According to Rough Guide Oman, the fort probably dates back to pre-Islamic times. It has been remodeled throughout the centuries, including a substantial rebuilding in the 17th century. During the reign of imam Said bin Sultan, in 1834, the present gateway and towers were added, and in 1990, the fort was totally restored.
I like this fort because of its crazy angles and because the rock outcrop is incorporated into the fort’s foundation. There are multiple sitting rooms, or majlis, throughout, decked out with colorful pottery, beautiful carpets, and jewel-colored cushions. A couple of the children’s rooms have beds in them. Mario thinks he wants to lie down on one because his back has been giving him trouble, but he doesn’t, of course.

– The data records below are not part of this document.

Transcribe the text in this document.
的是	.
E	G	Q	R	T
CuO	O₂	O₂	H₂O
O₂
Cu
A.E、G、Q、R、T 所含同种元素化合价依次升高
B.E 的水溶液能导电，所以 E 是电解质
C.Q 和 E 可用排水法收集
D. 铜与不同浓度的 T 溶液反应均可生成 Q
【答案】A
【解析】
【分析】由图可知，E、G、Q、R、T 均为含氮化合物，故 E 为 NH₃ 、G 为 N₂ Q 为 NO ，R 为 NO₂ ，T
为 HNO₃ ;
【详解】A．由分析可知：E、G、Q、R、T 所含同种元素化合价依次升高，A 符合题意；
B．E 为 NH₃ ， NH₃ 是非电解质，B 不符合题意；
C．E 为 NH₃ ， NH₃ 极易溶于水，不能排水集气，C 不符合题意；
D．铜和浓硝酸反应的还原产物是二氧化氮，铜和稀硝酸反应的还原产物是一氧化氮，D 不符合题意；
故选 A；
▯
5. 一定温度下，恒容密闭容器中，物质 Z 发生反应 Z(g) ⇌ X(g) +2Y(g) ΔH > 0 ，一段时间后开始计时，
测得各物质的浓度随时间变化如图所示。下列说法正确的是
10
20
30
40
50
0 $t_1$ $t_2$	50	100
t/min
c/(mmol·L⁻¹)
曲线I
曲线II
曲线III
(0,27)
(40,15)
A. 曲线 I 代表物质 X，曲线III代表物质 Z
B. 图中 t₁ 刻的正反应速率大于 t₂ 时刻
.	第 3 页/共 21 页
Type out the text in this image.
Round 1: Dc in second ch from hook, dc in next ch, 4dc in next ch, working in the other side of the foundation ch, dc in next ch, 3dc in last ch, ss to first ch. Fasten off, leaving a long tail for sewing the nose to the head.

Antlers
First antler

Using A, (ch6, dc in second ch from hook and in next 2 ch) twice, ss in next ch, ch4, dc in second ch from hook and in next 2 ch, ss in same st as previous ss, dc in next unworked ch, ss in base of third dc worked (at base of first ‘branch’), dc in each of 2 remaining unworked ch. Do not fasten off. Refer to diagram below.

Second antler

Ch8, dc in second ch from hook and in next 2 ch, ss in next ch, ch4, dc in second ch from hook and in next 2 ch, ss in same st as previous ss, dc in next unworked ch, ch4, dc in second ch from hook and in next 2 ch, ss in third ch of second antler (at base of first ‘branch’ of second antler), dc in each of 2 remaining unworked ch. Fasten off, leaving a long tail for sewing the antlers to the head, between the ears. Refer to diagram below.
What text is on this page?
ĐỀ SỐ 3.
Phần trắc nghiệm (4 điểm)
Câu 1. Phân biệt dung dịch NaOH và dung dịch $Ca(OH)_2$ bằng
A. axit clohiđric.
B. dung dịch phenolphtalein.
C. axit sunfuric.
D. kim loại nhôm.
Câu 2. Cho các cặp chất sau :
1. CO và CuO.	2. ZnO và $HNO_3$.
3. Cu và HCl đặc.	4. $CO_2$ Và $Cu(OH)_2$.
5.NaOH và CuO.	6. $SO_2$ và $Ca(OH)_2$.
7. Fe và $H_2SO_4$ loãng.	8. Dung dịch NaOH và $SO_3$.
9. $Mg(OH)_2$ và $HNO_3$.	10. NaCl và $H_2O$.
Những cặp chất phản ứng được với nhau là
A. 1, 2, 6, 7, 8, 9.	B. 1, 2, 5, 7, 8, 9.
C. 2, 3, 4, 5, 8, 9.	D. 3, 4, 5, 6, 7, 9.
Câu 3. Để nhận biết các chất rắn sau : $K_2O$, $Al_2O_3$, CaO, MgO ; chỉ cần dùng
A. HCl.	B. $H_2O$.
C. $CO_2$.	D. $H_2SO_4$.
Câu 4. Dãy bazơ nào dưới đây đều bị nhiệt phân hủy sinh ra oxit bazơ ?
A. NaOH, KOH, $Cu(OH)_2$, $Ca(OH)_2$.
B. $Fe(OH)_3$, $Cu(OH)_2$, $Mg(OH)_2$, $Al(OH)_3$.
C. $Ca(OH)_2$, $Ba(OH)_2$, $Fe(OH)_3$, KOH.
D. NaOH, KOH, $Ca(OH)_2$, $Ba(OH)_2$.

Some of the small watchtowers have small loopholes just big enough for a rifle barrel, plus wider openings where, in typical Omani fashion, boiling date juice or honey could be poured over attackers below.
We walk into the jail, where the smells are not pleasant and we can only imagine the horrible conditions the prisoners endured. After making the rounds, we go outside to the gardens below the fort and take some pictures from there.
After we leave the fort, we venture further into the town of Nakhal to Ain a’Thawwarah hot springs. This place reminds me of Wadi Bani Khalid; it’s crammed with locals. It’s a popular spot for practically everyone, including groups of Omanis of Zanzibar origin pounding on drums, chanting and dancing. The sounds are quite cacophonous, as two groups are playing their own brand of loud music right across the stream from each other. The hot spring itself is just a small rectangular concrete pool fed by warm natural spring water and filled with local Omani boys. Not my kind of place at all.
After leaving this spot, we have a nice little lunch in a restaurant in Nakhal before we head to Wadi Bani Awf to visit Little Snake Canyon.